Quelles sont les dispositions spécifiques en cas d’adoption hors métropole ?

Tout salarié titulaire de l’agrément mentionné aux articles L. 225-2 et L. 225-17 du code de l’action sociale et des familles a le droit de bénéficier d’un congé d’adoption internationale et extra métropolitaine non rémunéré lorsque, en vue de l’adoption d’un enfant, il se rend à l’étranger ou dans un département d’outre-mer, une collectivité régie par l’article 73 (la Guadeloupe, la Guyane, la Martinique, La Réunion, Mayotte) ou l’article 74 (la Polynésie française, les îles Wallis et Futuna, Saint-Pierre-et-Miquelon, Saint-Barthélemy et Saint-Martin), de la Constitution ou en Nouvelle-Calédonie, depuis un département métropolitain, une autre collectivité régie par l’article 73 précité, ou depuis Saint-Barthélemy, Saint-Martin ou Saint-Pierre-et-Miquelon.

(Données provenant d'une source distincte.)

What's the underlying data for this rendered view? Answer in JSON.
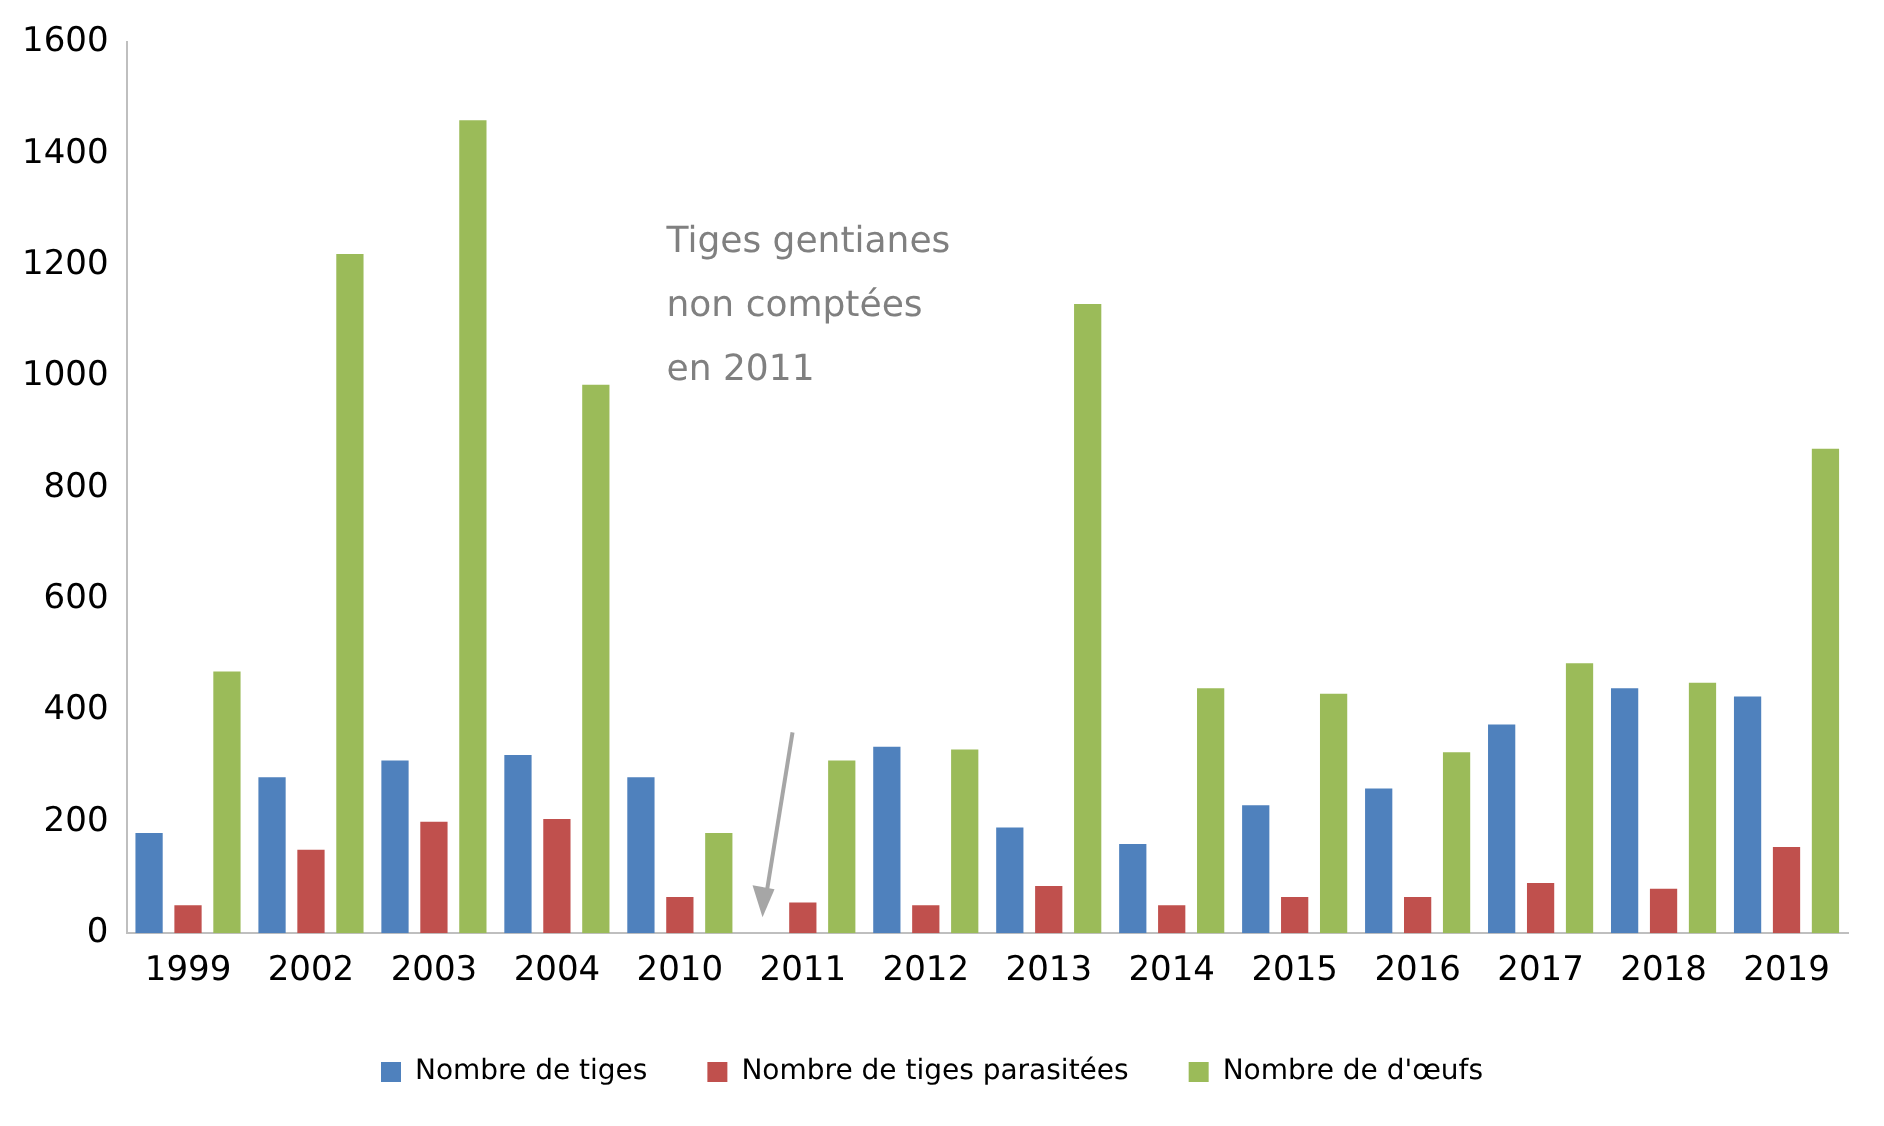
{
  "chart_data": {
    "type": "bar",
    "categories": [
      "1999",
      "2002",
      "2003",
      "2004",
      "2010",
      "2011",
      "2012",
      "2013",
      "2014",
      "2015",
      "2016",
      "2017",
      "2018",
      "2019"
    ],
    "series": [
      {
        "name": "Nombre de tiges",
        "color": "#4f81bd",
        "values": [
          180,
          280,
          310,
          320,
          280,
          null,
          335,
          190,
          160,
          230,
          260,
          375,
          440,
          425
        ]
      },
      {
        "name": "Nombre de tiges parasitées",
        "color": "#c0504d",
        "values": [
          50,
          150,
          200,
          205,
          65,
          55,
          50,
          85,
          50,
          65,
          65,
          90,
          80,
          155
        ]
      },
      {
        "name": "Nombre de d'œufs",
        "color": "#9bbb59",
        "values": [
          470,
          1220,
          1460,
          985,
          180,
          310,
          330,
          1130,
          440,
          430,
          325,
          485,
          450,
          870
        ]
      }
    ],
    "ylim": [
      0,
      1600
    ],
    "yticks": [
      0,
      200,
      400,
      600,
      800,
      1000,
      1200,
      1400,
      1600
    ],
    "grid": false,
    "legend": "bottom",
    "annotations": [
      "Tiges gentianes non comptées en 2011"
    ]
  }
}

Il s’agit d’un congé supplémentaire dont peuvent bénéficier les parents qui se déplacent hors métropole en vue de l’adoption. Lors de l’arrivée de l’enfant au foyer, les parents salariés bénéficieront du congé pour l’arrivée d’un enfant de 3 jours (article L. 3142-4 du code du travail) et du congé d’adoption de 16 semaines (article L. 1225-37 du code du travail).

Le droit au congé est ouvert pour une durée maximale de 6 semaines par agrément. Le salarié informe son employeur au moins 2 semaines avant son départ du point de départ et de la durée envisagée du congé. S’il interrompt son congé avant la date prévue, il a le droit de reprendre son activité initiale.

A l’issue de son congé, le salarié retrouve son précédent emploi ou un emploi similaire assorti d’une rémunération au moins équivalente. Il a droit à l’entretien professionnel mentionné ci-dessus.